Today’s Inspired Action: Let’s explore the Healing that can take place with Art Journaling.
Here’s one Shero, Artist Valerie Sjodin of Hillsboro, Oregon who has been an inspiration to many who are finding healing through Art. She recently invited Oregonian editor Taylor Smith through a tour of her home. Smith said it was like stepping into a kindergarten classroom with “burts of color spout everywhere; a giant rainbow colored pear, a tree decorated with iridescent glass balls, canvases covered in shades of sea-foam green and golden yellow.”
Valerie earned a degree in art from Marylhurst University + began working as an artist. But she was interrupted with a “Dark Night Of Soul” moment through a terrible shoulder injury | surgery |long recovery which left her face to face with her negativity and self-pity. Instead of letting these nasty energies linger within her, she decided to doodle and express the junk through journaling. Afterwards, she would cover the pessimism with white paint and design positive affirmations over it.

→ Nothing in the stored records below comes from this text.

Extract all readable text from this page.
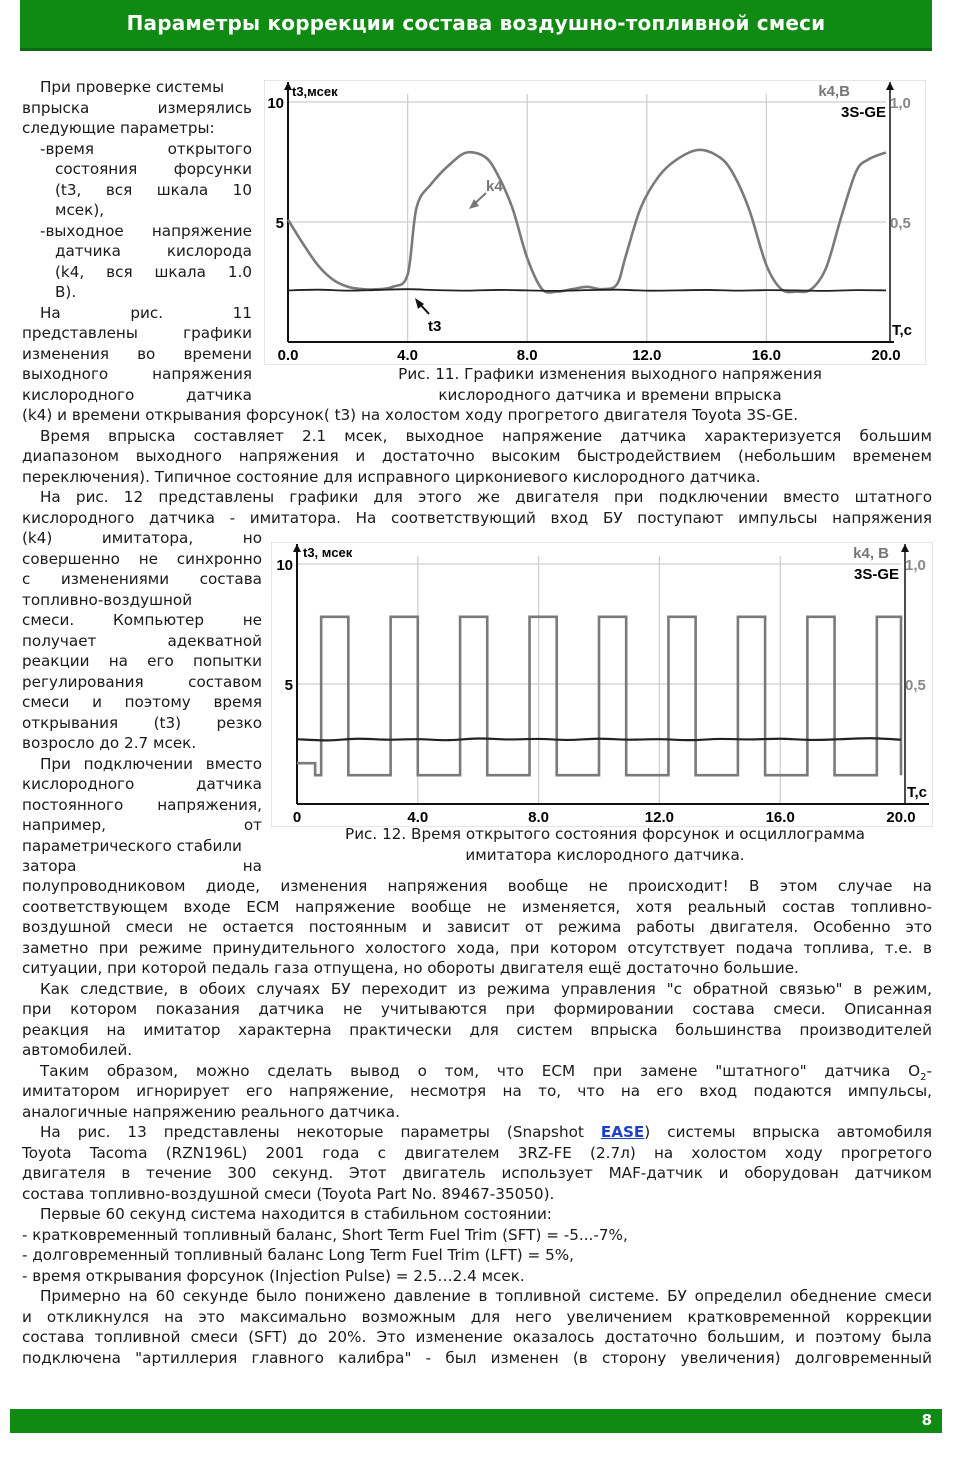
Параметры коррекции состава воздушно-топливной смеси
При проверке системы
впрыска измерялись
следующие параметры:
-время открытого
состояния форсунки
(t3, вся шкала 10
мсек),
-выходное напряжение
датчика кислорода
(k4, вся шкала 1.0
В).
На рис. 11
представлены графики
изменения во времени
выходного напряжения
кислородного датчика
t3,мсек	k4,В
3S-GE
T,с
0.0	4.0	8.0	12.0	16.0	20.0
10
5
1,0
0,5
k4
t3
Рис. 11. Графики изменения выходного напряжения
кислородного датчика и времени впрыска
(k4) и времени открывания форсунок( t3) на холостом ходу прогретого двигателя Toyota 3S-GE.
Время впрыска составляет 2.1 мсек, выходное напряжение датчика характеризуется большим
диапазоном выходного напряжения и достаточно высоким быстродействием (небольшим временем
переключения). Типичное состояние для исправного циркониевого кислородного датчика.
На рис. 12 представлены графики для этого же двигателя при подключении вместо штатного
кислородного датчика - имитатора. На соответствующий вход БУ поступают импульсы напряжения
(k4) имитатора, но
совершенно не синхронно
с изменениями состава
топливно-воздушной
смеси. Компьютер не
получает адекватной
реакции на его попытки
регулирования составом
смеси и поэтому время
открывания (t3) резко
возросло до 2.7 мсек.
При подключении вместо
кислородного датчика
постоянного напряжения,
например, от
параметрического стабили
затора на
t3, мсек	k4, В
3S-GE
T,с
0	4.0	8.0	12.0	16.0	20.0
10
5
1,0
0,5
Рис. 12. Время открытого состояния форсунок и осциллограмма
имитатора кислородного датчика.
полупроводниковом диоде, изменения напряжения вообще не происходит! В этом случае на
соответствующем входе ECM напряжение вообще не изменяется, хотя реальный состав топливно-
воздушной смеси не остается постоянным и зависит от режима работы двигателя. Особенно это
заметно при режиме принудительного холостого хода, при котором отсутствует подача топлива, т.е. в
ситуации, при которой педаль газа отпущена, но обороты двигателя ещё достаточно большие.
Как следствие, в обоих случаях БУ переходит из режима управления "с обратной связью" в режим,
при котором показания датчика не учитываются при формировании состава смеси. Описанная
реакция на имитатор характерна практически для систем впрыска большинства производителей
автомобилей.
Таким образом, можно сделать вывод о том, что ECM при замене "штатного" датчика $O_2-$
имитатором игнорирует его напряжение, несмотря на то, что на его вход подаются импульсы,
аналогичные напряжению реального датчика.
На рис. 13 представлены некоторые параметры (Snapshot EASE) системы впрыска автомобиля
Toyota Tacoma (RZN196L) 2001 года с двигателем 3RZ-FE (2.7л) на холостом ходу прогретого
двигателя в течение 300 секунд. Этот двигатель использует MAF-датчик и оборудован датчиком
состава топливно-воздушной смеси (Toyota Part No. 89467-35050).
Первые 60 секунд система находится в стабильном состоянии:
- кратковременный топливный баланс, Short Term Fuel Trim (SFT) = -5...-7%,
- долговременный топливный баланс Long Term Fuel Trim (LFT) = 5%,
- время открывания форсунок (Injection Pulse) = 2.5…2.4 мсек.
Примерно на 60 секунде было понижено давление в топливной системе. БУ определил обеднение смеси
и откликнулся на это максимально возможным для него увеличением кратковременной коррекции
состава топливной смеси (SFT) до 20%. Это изменение оказалось достаточно большим, и поэтому была
подключена "артиллерия главного калибра" - был изменен (в сторону увеличения) долговременный
8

Valerie says: “As I looked at my journal and it’s transformation, I realized it was improving my positive self talk. I was healing from it. Making the journal began changing how I see myself, life and others.When I was done with a journal, I could leave those hurts in the book.”
Many journals have followed Valerie’s first creation, and Valerie no longer carries “shoulders” the burden of negative self-talk within her conscious.
Valerie encourages people to explore Creative Art Journaling. She says that her journals are about freedom; surrendering to her creativity. Creative Art Journaling is “about the person, not the book… it’s never been about making a masterpiece; it’s an expression of someone’s life. When we let ourselves play, we heal.”
Valerie leads art journaling workshops at her home studio in Hillsboro.